Selon les statistiques de 2019, 2.5 millions de Chinois et 450,000 Russes ont débarqué à Nha Trang (source : Conseil Régional du Tourisme de Khanh Hoa) . Ce n’est pas par hasard que ces deux pays occupent la première place dans le palmarès des touristes étrangers. Dans l’univers communiste, le Vietnam a un lien historique avec les deux géants qui l’ont beaucoup aidé pendant la guerre américaine. Ce lien politique favorise la mise en place d’une forme de colonisation déguisée.
Le phénomène de ségrégation raciale est récent. C’est à partir de 2008-2010 que les quartiers 100% russes et chinois prennent forme. Avec un volume sans égal, la Chine est le premier marché pour Nha Trang. La plupart des prestataires (hôtel, restaurants, agences locales) se concentrent sur les clients chinois. À l’image des concessions territoriales à l’époque coloniale, tout est conçu pour les servir. Cela se voit visiblement à travers des enseignes en chinois ou russe.
L’aménagement touristique de Nha Trang est caractérisé par le découpage des zones hôtelières par nationalité. Il faut savoir qu’il y a une tension latente entre les touristes chinois, russes, australiens et autres européens. Les blancs montrent clairement un snobisme vis-à-vis des Chinois. En parallèle, les Français détestent les Russes. L’impossible cohabitation entre eux explique pourquoi la ségrégation raciale est une solution de dépannage. Nha Trang est actuellement divisée en 3 secteurs : des Chinois, des blancs, et des vacanciers vietnamiens.
La présence excessive des colonies touristiques a entraîné un clash culturel entre les étrangers et les locaux. Depuis 2016, il est très compliqué pour un Vietnamien de réserver une chambre hôtel en haute saison. Toutes les places sont bloquées soit par les Russes, soit par les Chinois. Pris en otage par le mirage des profits, les hôteliers ont une entente d’alitement sur plusieurs années avec les tour opérateurs étrangers. Voilà pourquoi il y a toujours un manque de disponibilité. Pire encore, dans certaines plages, les locaux ne sont même pas autorisés sous prétexte que c’est réservé aux Chinois.

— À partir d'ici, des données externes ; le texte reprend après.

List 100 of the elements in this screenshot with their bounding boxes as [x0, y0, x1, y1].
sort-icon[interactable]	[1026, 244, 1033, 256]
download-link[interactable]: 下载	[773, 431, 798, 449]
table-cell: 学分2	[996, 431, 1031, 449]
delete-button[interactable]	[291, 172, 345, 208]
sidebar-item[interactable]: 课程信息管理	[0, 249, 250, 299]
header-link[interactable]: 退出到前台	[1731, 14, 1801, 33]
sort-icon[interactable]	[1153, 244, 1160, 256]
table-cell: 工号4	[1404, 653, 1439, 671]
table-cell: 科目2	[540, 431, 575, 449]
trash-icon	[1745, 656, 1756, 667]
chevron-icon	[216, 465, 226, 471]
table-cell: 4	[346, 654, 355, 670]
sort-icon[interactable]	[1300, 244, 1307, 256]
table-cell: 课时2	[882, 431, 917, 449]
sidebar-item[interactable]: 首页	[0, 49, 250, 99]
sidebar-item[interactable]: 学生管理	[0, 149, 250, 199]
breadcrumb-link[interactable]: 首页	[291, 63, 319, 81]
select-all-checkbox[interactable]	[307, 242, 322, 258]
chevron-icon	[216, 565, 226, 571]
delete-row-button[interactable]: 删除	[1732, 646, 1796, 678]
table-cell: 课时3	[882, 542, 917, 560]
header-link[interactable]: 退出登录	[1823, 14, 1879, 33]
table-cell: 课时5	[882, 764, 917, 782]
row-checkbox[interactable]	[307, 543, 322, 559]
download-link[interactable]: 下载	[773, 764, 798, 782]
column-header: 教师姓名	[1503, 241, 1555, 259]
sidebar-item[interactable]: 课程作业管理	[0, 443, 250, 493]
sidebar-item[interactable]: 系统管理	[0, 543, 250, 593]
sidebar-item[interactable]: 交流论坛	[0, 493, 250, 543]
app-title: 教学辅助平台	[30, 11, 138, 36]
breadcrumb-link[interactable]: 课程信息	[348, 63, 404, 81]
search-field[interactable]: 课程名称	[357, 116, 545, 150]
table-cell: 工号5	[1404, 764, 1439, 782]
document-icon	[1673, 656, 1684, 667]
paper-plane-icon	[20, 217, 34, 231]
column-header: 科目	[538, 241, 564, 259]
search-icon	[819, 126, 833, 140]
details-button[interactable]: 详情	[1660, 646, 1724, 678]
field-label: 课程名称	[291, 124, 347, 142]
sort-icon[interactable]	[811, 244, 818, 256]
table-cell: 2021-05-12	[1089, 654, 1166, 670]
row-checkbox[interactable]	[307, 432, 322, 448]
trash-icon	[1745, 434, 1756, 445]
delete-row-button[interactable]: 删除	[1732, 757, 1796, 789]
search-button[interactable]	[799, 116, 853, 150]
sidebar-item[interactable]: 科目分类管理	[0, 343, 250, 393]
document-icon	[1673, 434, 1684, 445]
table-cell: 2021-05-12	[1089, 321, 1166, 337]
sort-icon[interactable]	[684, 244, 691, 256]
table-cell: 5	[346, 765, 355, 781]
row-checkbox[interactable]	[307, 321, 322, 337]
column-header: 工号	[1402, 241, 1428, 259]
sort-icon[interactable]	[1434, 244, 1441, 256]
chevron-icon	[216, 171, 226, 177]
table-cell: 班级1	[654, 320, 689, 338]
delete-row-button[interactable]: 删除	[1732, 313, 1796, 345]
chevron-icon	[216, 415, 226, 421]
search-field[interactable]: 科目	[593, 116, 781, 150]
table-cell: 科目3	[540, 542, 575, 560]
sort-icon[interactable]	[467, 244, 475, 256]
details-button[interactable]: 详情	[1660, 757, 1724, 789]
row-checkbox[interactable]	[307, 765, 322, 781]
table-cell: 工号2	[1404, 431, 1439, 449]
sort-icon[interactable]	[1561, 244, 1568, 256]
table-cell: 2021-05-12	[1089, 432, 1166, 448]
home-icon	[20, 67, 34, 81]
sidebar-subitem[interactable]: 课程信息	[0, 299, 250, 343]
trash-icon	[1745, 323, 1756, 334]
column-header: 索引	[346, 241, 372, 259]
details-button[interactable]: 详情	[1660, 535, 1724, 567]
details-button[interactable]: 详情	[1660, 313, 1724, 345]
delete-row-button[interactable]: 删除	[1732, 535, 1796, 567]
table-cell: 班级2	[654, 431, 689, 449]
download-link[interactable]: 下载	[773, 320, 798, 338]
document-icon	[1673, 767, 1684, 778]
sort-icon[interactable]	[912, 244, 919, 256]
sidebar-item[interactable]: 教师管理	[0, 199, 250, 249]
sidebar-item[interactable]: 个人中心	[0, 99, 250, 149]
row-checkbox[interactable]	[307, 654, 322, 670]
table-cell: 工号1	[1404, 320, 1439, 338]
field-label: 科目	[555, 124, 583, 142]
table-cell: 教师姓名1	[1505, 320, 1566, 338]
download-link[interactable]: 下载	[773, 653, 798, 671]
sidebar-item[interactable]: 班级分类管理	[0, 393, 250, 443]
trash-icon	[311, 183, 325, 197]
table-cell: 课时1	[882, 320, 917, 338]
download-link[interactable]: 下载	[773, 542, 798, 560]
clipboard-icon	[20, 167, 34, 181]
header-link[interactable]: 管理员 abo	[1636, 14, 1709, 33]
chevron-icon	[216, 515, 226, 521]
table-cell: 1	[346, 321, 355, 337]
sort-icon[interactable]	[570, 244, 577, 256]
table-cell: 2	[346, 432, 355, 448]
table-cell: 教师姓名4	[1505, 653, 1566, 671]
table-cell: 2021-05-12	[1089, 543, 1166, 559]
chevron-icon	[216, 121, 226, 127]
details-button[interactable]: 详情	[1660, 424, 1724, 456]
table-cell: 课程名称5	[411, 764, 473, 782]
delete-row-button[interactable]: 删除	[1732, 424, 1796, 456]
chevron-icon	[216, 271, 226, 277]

Dans ce contexte, les Vietnamiens ont un sentiment de faire l’objet de discrimination. C’est le seul endroit où les locaux doivent payer plus cher une chambre par rapport aux étrangers. C’est paradoxal pour un habitant de souche d’être exclu dans son propre pays. Cette réalité est toujours niée par les autorités locales, mais elle est dévoilée par les journalistes. Une inspection du magazine Zing a mis en lumière la discrimination que les Vietnamiens subissent.
Le sentiment d’injustice se fait sentir très vif chez eux. Nha Trang subit une image déficitaire : un traître au service des colonisateurs. Malheureusement, la population n’a pas la même démocratie qu’en Europe pour faire savoir leur touristephobie. Le raz de bol se manifeste d’une manière informelle à l’oral ou via les réseaux sociaux. Au lieu de critiquer ouvertement le pouvoir public, ils boudent simplement la destination. Depuis 2015, on constate une baisse constante des vacanciers vietnamiens à Nha Trang.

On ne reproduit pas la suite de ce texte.